Les rames Z-5300, le meilleur matériel de banlieue des années 1960.

Les rames dites « Z2N » de 1983, retrouvent le même problème, et qu’elles soient en version 1500 volts (Z-5600) ou en version monophasé 25.000 volts à fréquence industrielle (Z-8800) doivent être compatibles avec trois hauteurs de quais différents, à 385 mm, 600 et 970 mm au dessus du plan de roulement.

Même les rames des décennies récentes auront à affronter le problème des différences de hauteurs des quais. Rame Z-20854 en gare de Lyon et « Transilien » en gare de Pantin.

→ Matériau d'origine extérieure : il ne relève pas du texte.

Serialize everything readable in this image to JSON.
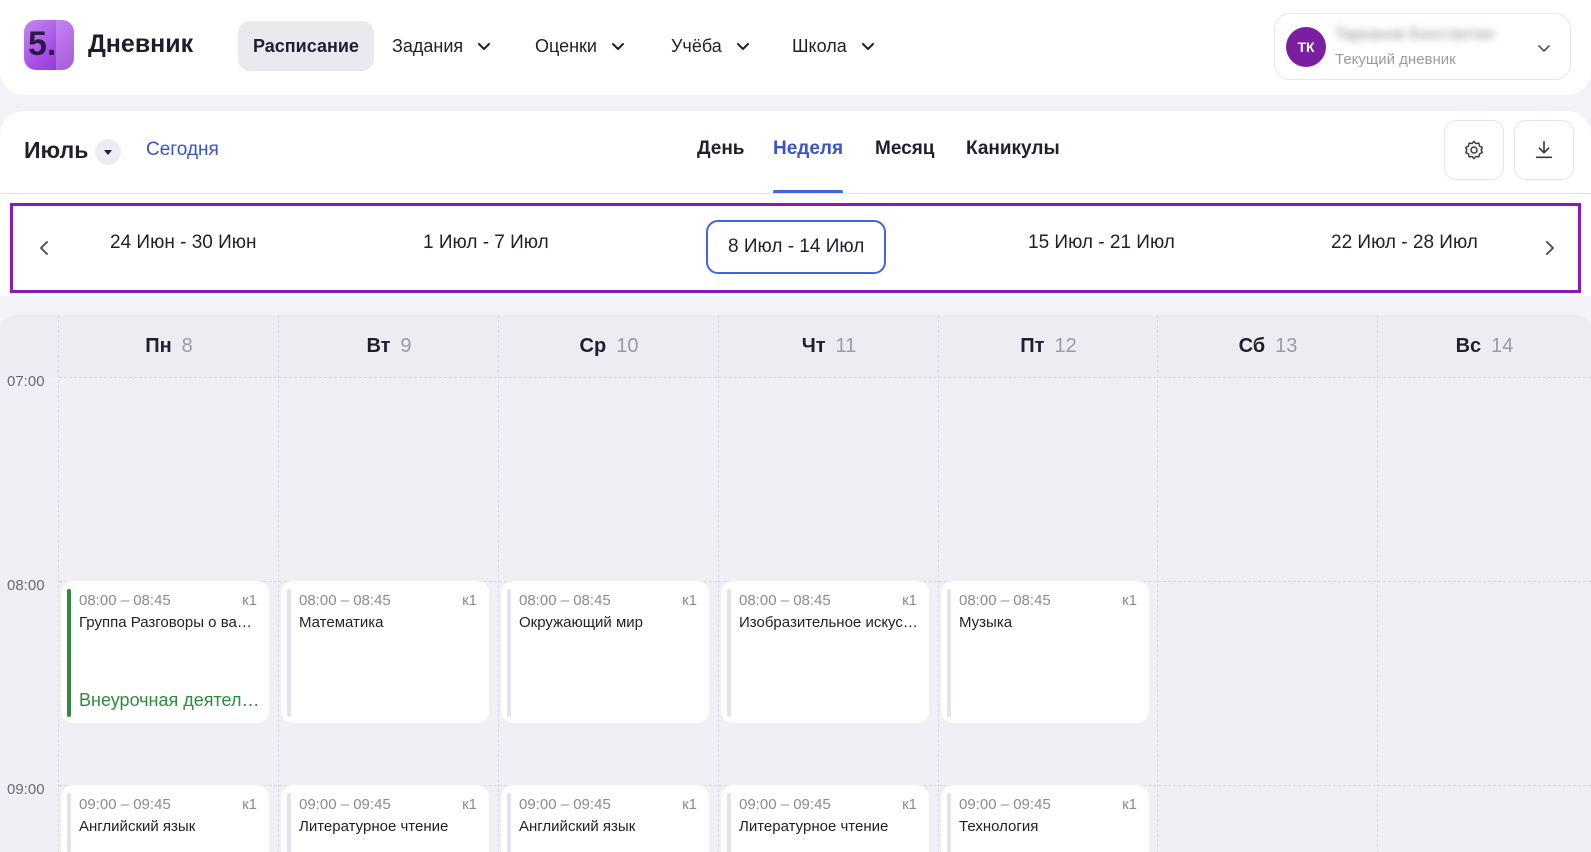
{
  "app": {
    "logo_text": "5.",
    "brand": "Дневник"
  },
  "nav": {
    "items": [
      {
        "label": "Расписание"
      },
      {
        "label": "Задания"
      },
      {
        "label": "Оценки"
      },
      {
        "label": "Учёба"
      },
      {
        "label": "Школа"
      }
    ]
  },
  "profile": {
    "initials": "ТК",
    "name": "Тарханов Константин",
    "subtitle": "Текущий дневник"
  },
  "controls": {
    "month": "Июль",
    "today": "Сегодня",
    "tabs": [
      {
        "label": "День"
      },
      {
        "label": "Неделя"
      },
      {
        "label": "Месяц"
      },
      {
        "label": "Каникулы"
      }
    ]
  },
  "weeks": [
    {
      "label": "24 Июн - 30 Июн"
    },
    {
      "label": "1 Июл - 7 Июл"
    },
    {
      "label": "8 Июл - 14 Июл"
    },
    {
      "label": "15 Июл - 21 Июл"
    },
    {
      "label": "22 Июл - 28 Июл"
    }
  ],
  "days": [
    {
      "name": "Пн",
      "num": "8"
    },
    {
      "name": "Вт",
      "num": "9"
    },
    {
      "name": "Ср",
      "num": "10"
    },
    {
      "name": "Чт",
      "num": "11"
    },
    {
      "name": "Пт",
      "num": "12"
    },
    {
      "name": "Сб",
      "num": "13"
    },
    {
      "name": "Вс",
      "num": "14"
    }
  ],
  "times": [
    "07:00",
    "08:00",
    "09:00"
  ],
  "lessons": {
    "slot_0800": [
      {
        "time": "08:00 – 08:45",
        "room": "к1",
        "subject": "Группа Разговоры о важном",
        "tag": "Внеурочная деятельность"
      },
      {
        "time": "08:00 – 08:45",
        "room": "к1",
        "subject": "Математика"
      },
      {
        "time": "08:00 – 08:45",
        "room": "к1",
        "subject": "Окружающий мир"
      },
      {
        "time": "08:00 – 08:45",
        "room": "к1",
        "subject": "Изобразительное искусство"
      },
      {
        "time": "08:00 – 08:45",
        "room": "к1",
        "subject": "Музыка"
      }
    ],
    "slot_0900": [
      {
        "time": "09:00 – 09:45",
        "room": "к1",
        "subject": "Английский язык"
      },
      {
        "time": "09:00 – 09:45",
        "room": "к1",
        "subject": "Литературное чтение"
      },
      {
        "time": "09:00 – 09:45",
        "room": "к1",
        "subject": "Английский язык"
      },
      {
        "time": "09:00 – 09:45",
        "room": "к1",
        "subject": "Литературное чтение"
      },
      {
        "time": "09:00 – 09:45",
        "room": "к1",
        "subject": "Технология"
      }
    ]
  },
  "colors": {
    "accent": "#3b53c9",
    "highlight_border": "#8a1bb0",
    "extracurricular": "#2e8b3e",
    "avatar": "#7a1fa2"
  }
}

Mais, toujours dans les mêmes types de contraintes, les rames Eurostar d’aujourd’hui doivent accepter des quais anglais hauts de 915 mm et situés à 1446 mm de l’axe du train, plus des quais belges hauts de 760 mm et situés à 1680 mm de l’axe du train, et, “last but not least”, des quais français hauts de 550 mm et situés à 1655 mm de l’axe du train. En outre, dans le tunnel, il y a des quais de secours hauts de 525 mm situés à 1888 mm de l’axe du train ! Il a fallu concevoir un emmarchement à deux marches rétractables, l’une à 980 mm et l’autre à 762 mm, la marche supérieure étant plus en retrait pour donner un « escalier » en cas d’utilisation simultanée des deux marches.

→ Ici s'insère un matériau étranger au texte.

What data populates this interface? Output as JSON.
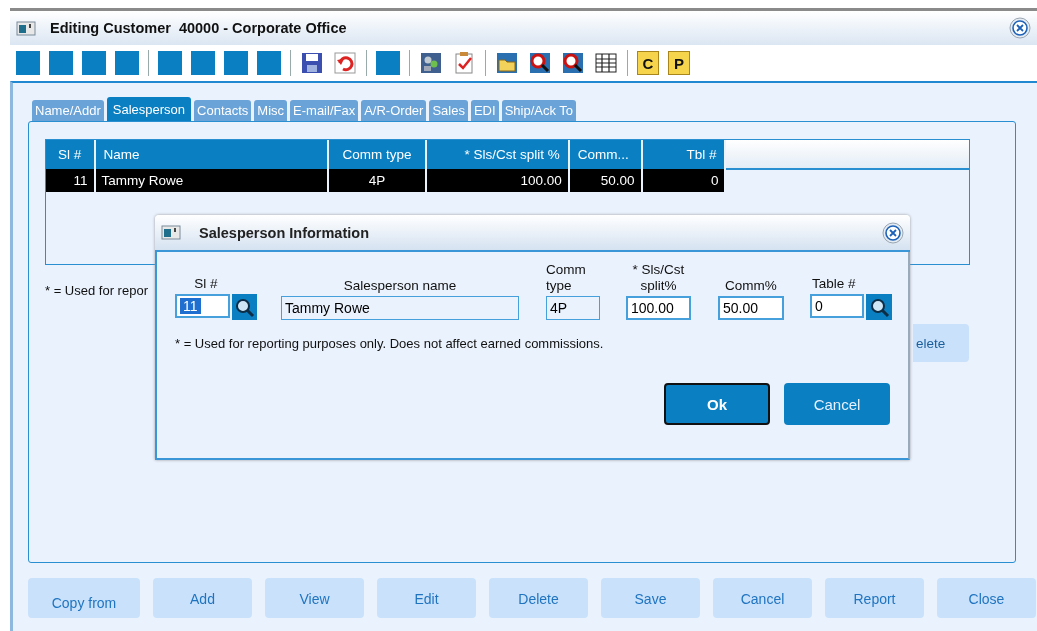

Schéma simple, mais significatif du problème des hauteurs et distances des quais pour l’« Eurostar» en 1994.

Même les trains les plus récents, les plus perfectionnés et les plus performants, n’échappent pas au poids de deux siècles histoire ferroviaire et aux plus vieux problèmes techniques qui les rattrapent… malgré leur grande vitesse !

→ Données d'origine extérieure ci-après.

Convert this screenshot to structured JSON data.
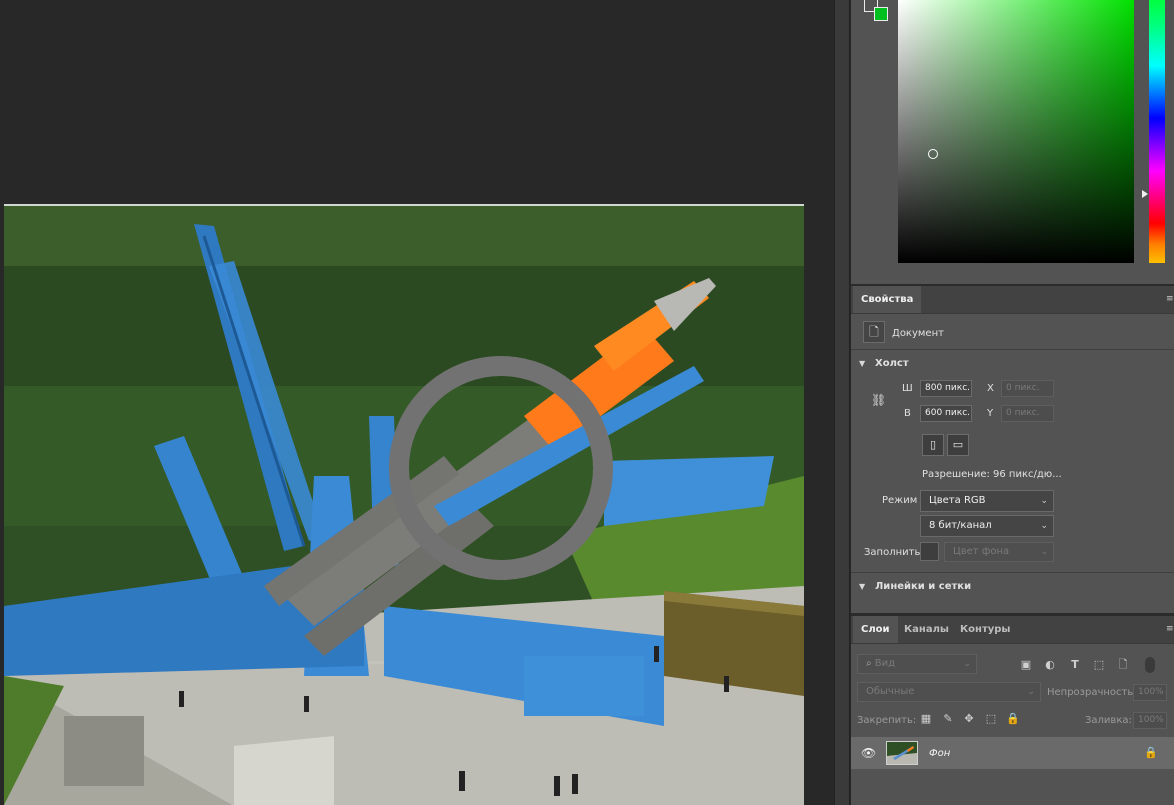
{
  "colors": {
    "foreground": "#e0e0e0",
    "background": "#00c020",
    "picker_hue": "#00e000"
  },
  "properties": {
    "tab_label": "Свойства",
    "doc_label": "Документ",
    "canvas_section": "Холст",
    "width_label": "Ш",
    "width_value": "800 пикс.",
    "height_label": "В",
    "height_value": "600 пикс.",
    "x_label": "X",
    "x_placeholder": "0 пикс.",
    "y_label": "Y",
    "y_placeholder": "0 пикс.",
    "resolution": "Разрешение: 96 пикс/дю...",
    "mode_label": "Режим",
    "mode_value": "Цвета RGB",
    "bit_depth": "8 бит/канал",
    "fill_label": "Заполнить",
    "fill_value": "Цвет фона",
    "guides_section": "Линейки и сетки"
  },
  "layers_panel": {
    "tabs": [
      "Слои",
      "Каналы",
      "Контуры"
    ],
    "search_placeholder": "Вид",
    "blend_mode": "Обычные",
    "opacity_label": "Непрозрачность:",
    "opacity_value": "100%",
    "lock_label": "Закрепить:",
    "fill_label": "Заливка:",
    "fill_value": "100%",
    "layers": [
      {
        "name": "Фон",
        "visible": true,
        "locked": true
      }
    ]
  }
}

Et, pour finir : les protestations de Mme de Pinieux.

Cette (sans doute très distinguée) lectrice du mensuel « Rail et Route » écrit à cette revue en avril 1951 et descend en flammes, avec une élégance mondaine, les belles voitures DEV dites « Forestier » ou OCEM que la SNCF a créées au lendemain de la Seconde Guerre mondiale.:

« Pourquoi les wagons d’express du dernier modèle sont-ils ridiculement hauts pour y monter avec un marchepied qui est une véritable échelle droite ? Les gens âgés ne peuvent y monter sans aide, les enfants au-dessous de 10 ans doivent être pris sous les bras et accrochés à la première marche pour pouvoir monter. J’ai voyagé en Suisse dernièrement, j’ai vu des trains où on pouvait monter avec aisance en tenant ses deux valises en mains sans être obligé d’employer les mains. J’ai regardé attentivement pour voir si cela venait du quai surélevé par rapport aux quais français, mais j’ai constaté que le quai était plutôt moins haut qu’en France. C’est probablement le wagon qui est surbaissé et, en tout cas, le marchepied beaucoup mieux proportionné. On aurait pu en France, pour ces wagons si hauts, mettre une marche de plus en perdant un peu de place à l’intérieur. À vrai dire, nous sommes bien mal servis avec des trains si difficiles à monter. »

Le rédacteur en chef de la revue répond galamment : « La raideur de l’emmarchement des voitures d’express résulte du peu d’espace dont on dispose dans les extrémités de ces véhicules pour y loger le marchepied. Celui-ci doit, en effet, être installé entre le gabarit, d’une part et les organes du dispositif de tamponnement, d’autre part. Cet inconvénient est, au reste, commun à toutes les voitures françaises ou étrangères dont les marchepieds sont ainsi situés aux extrémités. Les marchepieds placés vers le milieu de la caisse des voitures (cas de la majorité des voitures suisses) peuvent, il est vrai, donner accès à une portion surbaissée du plancher de la voiture et être, de ce fait, moins raides, mais cette disposition des accès n’est pas sans présenter, par ailleurs, d’autres inconvénients (en particulier, celui de priver les voyageurs assis de l’emplacement central qui est, a priori, le plus confortable). D’autre part, il n’est pas possible de surbaisser le plancher aux extrémités des voitures en raison de la présence des bogies à ces emplacements ».